KAZAN, RÚSSIA (FOLHAPRESS) – Após quatro anos de tensão, China e Índia chegaram a um acordo para colocar fim à disputa em sua fronteira na região do Himalaia. O anúncio ocorre às vésperas do encontro de seus líderes na reunião do Brics em Kazan (Rússia), que marca uma tentativa de normalização na relação das rivais nucleares.
O acordo visa regrar o patrulhamento das regiões da chamada linha de controle real, que marcam parte da fronteira de 3.488 km entre os dois países. Pequim ganhou uma guerra contra Nova Déli em 1962, e desde então crises estouram pontualmente.
A mais recente foi em 2020, quando 20 soldados indianos e 4 chineses morreram numa escaramuça bizarra, com paus e pedras, na belíssima região montanhosa de Ladakh. Dois anos depois, houve novos embates.
O anúncio foi feito pelo principal burocrata da chancelaria indiana, Vikram Misri, e ainda não foi comentado pelos chineses. O premiê Narendra Modi e o líder Xi Jinping estarão à mesa no jantar de gala oferecido por Vladimir Putin em Kazan nesta terça (22).
O evento marca o início da 16ª reunião dos Brics, bloco que incluía originalmente também o Brasil e, desde 2010, a África do Sul. Ela é a primeira após a maior expansão do grupo, com a chegada do Irã, Emirados Árabes Unidos, Etiópia e Egito. A Arábia Saudita é tratada como membro, mas não enviou lideranças.
Há a expectativa de os dois líderes se reunirem separadamente, mas nenhuma das duas delegações confirmou isso até aqui. O relaxamento das tensões não irá encerrar os motivos fulcrais de rivalidade entre os países, cujas populações somam 2,8 bilhões dos 8 bilhões de humanos.

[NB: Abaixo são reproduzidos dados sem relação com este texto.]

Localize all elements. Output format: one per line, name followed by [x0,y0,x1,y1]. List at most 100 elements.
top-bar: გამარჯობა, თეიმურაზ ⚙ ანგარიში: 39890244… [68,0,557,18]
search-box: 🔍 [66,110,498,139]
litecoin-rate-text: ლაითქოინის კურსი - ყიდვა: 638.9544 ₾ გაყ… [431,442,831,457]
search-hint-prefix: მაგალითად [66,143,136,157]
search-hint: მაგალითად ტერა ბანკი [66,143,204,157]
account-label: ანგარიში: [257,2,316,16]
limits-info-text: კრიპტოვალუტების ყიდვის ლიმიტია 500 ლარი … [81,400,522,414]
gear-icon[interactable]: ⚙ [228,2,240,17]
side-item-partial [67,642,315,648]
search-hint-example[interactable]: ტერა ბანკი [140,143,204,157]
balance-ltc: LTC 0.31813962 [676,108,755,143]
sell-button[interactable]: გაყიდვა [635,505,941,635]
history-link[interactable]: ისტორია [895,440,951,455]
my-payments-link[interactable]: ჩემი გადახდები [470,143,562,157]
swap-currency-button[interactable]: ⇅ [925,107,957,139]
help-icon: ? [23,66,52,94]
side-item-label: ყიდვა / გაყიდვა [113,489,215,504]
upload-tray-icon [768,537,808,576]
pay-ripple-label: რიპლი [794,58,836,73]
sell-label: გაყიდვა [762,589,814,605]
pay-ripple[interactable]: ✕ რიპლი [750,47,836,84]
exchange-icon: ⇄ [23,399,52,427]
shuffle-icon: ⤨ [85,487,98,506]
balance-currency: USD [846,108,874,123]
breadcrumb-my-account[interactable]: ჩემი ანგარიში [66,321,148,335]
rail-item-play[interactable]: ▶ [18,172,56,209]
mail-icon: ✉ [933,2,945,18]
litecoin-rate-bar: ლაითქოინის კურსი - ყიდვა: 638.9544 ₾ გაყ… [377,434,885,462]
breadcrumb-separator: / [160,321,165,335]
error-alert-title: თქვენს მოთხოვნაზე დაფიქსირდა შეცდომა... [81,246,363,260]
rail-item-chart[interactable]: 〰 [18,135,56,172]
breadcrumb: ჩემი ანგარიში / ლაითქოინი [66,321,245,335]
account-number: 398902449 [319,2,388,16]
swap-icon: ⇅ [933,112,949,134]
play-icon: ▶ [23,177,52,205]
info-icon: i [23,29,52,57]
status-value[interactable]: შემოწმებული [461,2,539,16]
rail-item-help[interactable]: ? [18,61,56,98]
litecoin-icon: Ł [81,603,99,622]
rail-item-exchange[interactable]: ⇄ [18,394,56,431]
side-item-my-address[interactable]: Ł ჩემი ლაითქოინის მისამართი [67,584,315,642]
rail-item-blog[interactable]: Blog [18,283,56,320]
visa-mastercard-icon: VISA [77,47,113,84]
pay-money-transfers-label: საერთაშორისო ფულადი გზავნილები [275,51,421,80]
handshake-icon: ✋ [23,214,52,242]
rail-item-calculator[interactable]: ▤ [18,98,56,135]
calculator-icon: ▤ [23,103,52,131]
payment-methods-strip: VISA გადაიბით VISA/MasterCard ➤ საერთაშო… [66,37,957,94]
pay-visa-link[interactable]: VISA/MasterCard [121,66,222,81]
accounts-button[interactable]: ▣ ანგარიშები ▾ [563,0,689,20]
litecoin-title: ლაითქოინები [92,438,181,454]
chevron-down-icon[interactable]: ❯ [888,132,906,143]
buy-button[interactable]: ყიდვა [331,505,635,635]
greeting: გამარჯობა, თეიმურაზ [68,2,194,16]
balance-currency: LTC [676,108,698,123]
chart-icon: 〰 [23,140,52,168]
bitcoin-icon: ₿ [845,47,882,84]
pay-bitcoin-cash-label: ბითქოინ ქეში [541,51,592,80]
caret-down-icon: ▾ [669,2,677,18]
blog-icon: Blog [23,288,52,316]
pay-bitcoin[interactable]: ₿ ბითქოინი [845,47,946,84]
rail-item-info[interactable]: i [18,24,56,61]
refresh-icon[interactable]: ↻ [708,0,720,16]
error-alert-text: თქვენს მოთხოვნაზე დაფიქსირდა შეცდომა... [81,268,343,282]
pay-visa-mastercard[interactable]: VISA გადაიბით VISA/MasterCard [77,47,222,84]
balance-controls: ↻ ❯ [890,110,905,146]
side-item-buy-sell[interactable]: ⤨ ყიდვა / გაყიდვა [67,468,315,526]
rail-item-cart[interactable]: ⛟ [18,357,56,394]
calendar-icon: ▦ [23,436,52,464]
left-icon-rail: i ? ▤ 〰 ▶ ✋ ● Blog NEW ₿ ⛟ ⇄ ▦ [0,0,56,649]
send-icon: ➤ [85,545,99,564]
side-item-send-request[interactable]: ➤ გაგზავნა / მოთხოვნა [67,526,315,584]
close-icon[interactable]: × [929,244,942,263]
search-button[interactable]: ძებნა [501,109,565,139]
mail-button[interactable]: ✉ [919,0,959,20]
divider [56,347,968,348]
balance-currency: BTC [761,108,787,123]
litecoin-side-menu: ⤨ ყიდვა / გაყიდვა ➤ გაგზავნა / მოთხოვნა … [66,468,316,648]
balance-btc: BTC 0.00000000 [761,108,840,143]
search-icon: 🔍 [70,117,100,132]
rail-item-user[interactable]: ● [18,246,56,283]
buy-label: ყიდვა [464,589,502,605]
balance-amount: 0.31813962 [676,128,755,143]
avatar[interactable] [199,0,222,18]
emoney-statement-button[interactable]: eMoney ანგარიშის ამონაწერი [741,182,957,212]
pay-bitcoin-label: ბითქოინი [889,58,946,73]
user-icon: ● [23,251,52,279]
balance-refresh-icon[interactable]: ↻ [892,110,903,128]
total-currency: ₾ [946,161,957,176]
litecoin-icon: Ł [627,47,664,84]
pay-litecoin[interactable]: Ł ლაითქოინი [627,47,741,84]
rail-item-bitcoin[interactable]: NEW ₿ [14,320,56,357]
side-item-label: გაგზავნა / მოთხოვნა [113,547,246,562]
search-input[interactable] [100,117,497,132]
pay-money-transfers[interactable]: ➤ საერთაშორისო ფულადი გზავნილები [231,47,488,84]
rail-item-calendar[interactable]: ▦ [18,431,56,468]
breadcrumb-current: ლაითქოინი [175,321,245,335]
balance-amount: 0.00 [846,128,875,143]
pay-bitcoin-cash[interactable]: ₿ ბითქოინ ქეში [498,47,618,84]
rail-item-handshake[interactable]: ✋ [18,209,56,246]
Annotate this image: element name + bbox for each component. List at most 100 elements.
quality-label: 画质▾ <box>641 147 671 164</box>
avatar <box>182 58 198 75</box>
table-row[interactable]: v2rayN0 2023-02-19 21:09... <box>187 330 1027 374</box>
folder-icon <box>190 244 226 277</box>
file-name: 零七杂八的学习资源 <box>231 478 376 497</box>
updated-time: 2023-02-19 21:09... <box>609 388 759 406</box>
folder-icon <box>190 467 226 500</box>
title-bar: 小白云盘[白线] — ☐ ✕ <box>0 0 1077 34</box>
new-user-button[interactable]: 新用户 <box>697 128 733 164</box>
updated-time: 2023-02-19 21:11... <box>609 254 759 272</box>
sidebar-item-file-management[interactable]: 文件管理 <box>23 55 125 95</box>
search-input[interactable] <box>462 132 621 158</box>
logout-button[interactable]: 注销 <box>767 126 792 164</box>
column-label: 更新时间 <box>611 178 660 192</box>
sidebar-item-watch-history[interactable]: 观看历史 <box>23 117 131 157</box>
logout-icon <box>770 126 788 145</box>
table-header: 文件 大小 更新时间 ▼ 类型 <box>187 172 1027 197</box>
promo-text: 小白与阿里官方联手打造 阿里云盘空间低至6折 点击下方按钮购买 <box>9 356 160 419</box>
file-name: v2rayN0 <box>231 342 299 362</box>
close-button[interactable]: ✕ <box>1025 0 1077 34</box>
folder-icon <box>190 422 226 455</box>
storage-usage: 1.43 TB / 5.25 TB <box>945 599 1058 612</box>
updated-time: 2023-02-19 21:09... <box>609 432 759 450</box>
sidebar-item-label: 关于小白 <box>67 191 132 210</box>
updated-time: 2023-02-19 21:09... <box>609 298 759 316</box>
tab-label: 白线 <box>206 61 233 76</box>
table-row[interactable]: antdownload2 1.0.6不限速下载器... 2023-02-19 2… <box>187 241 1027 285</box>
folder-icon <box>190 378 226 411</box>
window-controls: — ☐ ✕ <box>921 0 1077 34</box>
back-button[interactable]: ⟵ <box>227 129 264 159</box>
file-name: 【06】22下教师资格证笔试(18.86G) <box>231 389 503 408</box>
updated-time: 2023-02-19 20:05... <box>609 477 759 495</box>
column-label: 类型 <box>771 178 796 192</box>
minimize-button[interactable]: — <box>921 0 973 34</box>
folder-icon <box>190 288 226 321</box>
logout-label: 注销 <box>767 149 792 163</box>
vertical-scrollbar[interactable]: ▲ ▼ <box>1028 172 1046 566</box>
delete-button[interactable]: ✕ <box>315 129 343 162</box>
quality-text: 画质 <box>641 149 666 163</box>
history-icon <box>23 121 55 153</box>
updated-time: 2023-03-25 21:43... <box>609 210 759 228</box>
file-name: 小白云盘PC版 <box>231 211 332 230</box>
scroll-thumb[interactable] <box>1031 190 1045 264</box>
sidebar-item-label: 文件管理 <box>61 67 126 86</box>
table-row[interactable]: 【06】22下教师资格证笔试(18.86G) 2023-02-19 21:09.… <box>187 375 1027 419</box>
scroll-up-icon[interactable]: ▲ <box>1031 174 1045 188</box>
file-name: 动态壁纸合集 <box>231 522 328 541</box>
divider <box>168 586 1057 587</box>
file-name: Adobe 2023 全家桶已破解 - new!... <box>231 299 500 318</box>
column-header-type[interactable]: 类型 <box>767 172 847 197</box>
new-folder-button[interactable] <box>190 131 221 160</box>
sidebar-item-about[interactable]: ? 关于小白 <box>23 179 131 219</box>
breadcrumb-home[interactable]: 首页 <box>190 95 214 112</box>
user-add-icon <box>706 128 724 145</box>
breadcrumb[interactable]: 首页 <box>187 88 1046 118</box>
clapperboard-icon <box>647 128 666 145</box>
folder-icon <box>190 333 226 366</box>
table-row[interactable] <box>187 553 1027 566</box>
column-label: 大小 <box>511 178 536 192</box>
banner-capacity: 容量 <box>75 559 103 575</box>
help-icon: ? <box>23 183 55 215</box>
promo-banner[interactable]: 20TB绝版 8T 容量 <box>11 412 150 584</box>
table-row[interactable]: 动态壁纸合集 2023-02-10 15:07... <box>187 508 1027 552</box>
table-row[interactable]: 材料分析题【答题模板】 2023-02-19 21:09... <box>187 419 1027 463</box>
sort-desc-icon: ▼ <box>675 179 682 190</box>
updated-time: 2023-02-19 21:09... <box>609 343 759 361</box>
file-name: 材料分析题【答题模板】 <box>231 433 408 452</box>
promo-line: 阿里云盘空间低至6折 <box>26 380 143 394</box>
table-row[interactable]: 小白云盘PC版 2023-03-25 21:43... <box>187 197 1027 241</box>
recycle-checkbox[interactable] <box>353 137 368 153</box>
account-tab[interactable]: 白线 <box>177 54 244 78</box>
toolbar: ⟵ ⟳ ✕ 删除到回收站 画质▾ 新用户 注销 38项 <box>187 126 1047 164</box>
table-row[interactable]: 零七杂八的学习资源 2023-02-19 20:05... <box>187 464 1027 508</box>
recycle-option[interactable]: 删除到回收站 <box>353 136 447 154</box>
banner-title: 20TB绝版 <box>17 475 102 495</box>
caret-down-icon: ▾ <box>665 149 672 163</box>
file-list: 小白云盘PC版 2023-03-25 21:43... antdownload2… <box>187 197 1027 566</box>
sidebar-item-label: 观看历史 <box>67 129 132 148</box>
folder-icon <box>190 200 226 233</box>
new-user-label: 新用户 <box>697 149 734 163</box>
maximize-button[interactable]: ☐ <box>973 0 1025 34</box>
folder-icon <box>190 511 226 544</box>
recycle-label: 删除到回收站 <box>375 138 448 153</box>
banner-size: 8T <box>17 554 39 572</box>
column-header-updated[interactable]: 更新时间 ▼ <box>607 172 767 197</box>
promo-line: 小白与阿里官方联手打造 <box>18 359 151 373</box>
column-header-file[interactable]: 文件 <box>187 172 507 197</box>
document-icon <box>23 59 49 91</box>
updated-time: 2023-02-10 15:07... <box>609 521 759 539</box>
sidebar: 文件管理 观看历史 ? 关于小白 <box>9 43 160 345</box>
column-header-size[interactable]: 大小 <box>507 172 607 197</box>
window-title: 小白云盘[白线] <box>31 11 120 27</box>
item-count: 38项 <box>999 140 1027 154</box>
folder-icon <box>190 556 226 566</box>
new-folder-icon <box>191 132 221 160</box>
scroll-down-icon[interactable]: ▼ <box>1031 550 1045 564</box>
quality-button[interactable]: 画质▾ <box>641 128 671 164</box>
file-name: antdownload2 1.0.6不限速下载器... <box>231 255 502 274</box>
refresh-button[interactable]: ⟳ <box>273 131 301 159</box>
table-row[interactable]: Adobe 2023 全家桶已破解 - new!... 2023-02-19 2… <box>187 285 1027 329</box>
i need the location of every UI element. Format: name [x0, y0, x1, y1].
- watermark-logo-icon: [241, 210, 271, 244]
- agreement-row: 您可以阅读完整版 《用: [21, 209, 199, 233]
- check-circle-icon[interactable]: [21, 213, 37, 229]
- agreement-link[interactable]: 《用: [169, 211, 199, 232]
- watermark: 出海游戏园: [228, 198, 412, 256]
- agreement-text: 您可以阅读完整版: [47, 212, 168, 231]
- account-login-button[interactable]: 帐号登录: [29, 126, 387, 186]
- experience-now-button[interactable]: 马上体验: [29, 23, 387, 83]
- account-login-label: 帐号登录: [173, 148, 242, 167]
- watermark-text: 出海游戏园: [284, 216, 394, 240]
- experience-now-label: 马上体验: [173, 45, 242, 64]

A Índia segue sua busca por assertividade amparada no bônus demográfico de uma enorme população jovem. É potência nuclear com grandes capacidades convencionais, e consegue ser parceira dos Estados Unidos no grupo anti-China Quad enquanto segue como cliente privilegiada de petróleo e armas de Putin, maior aliado de Pequim.
Não condenou a invasão russa da Ucrânia, como fez o Brasil, seu parceiro de Brics, embora ambos concordem em não adotar sanções que não sejam determinadas pelo Conselho de Segurança da ONU. A reforma do órgão, aliás, era um dos temas que o presidente Lula (PT) iria levantar na cúpula, à qual agora ele só vai participar por vídeo devido à queda que o deixou de molho em Brasília.
Já a China é a China, a potência emergente do século 21, em oposição ao poder estabelecido de Washington. Essa Guerra Fria 2.0 define uma lógica de blocos, com países como a Índia e o Brasil tentando navegar de forma autônoma, com graus de sucesso distintos.
Pequim também é a principal parceira do arquirrival da Índia, o Paquistão. Praticamente não há projeto de infraestrutura e de cooperação militar de Islamabad sem a participação chinesa.
Rivalidade à parte, a disputa é ruim para os negócios. Diversos projetos chineses foram paralisados na Índia, que passou a controlar o investimento direto do vizinho em sua economia. As restrições fecharam o mercado indiano de carros elétricos para atores como a BYD e a Great Wall Motors.
Ainda assim, as importações chinesas de Nova Déli cresceram 56% desde 2020, segundo dados do governo indiano. Hoje, o déficit do país com Pequim é de US$ 85 bilhões anuais.
Se a aproximação se consumar, será um trunfo para Putin. Após a expansão costurada com a China, o bloco tem ganhado um contorno de instrumento geopolítico dos aliados na Guerra Fria 2.0.
Com a eventual normalização consumada sob seus auspícios, o russo reforça sua “tour de force” diplomática, que começou já no domingo (20), quando recebeu o presidente dos Emirados, xeque Mohamed bin Zayed al-Nahyan.
Novas expansões não deverão ser anunciadas nesta cúpula, mas os Brics vão inaugurar a categoria de países parceiros do bloco. Uma reunião ampliada, com quase 40 países e a presença do secretário-geral da ONU, António Guterres, ocorre no encerramento da reunião, na quinta (24).
Para Putin, fustigado no Ocidente devido à guerra, é uma oportunidade de demonstrar que o seu isolamento não encontra eco unânime na comunidade internacional.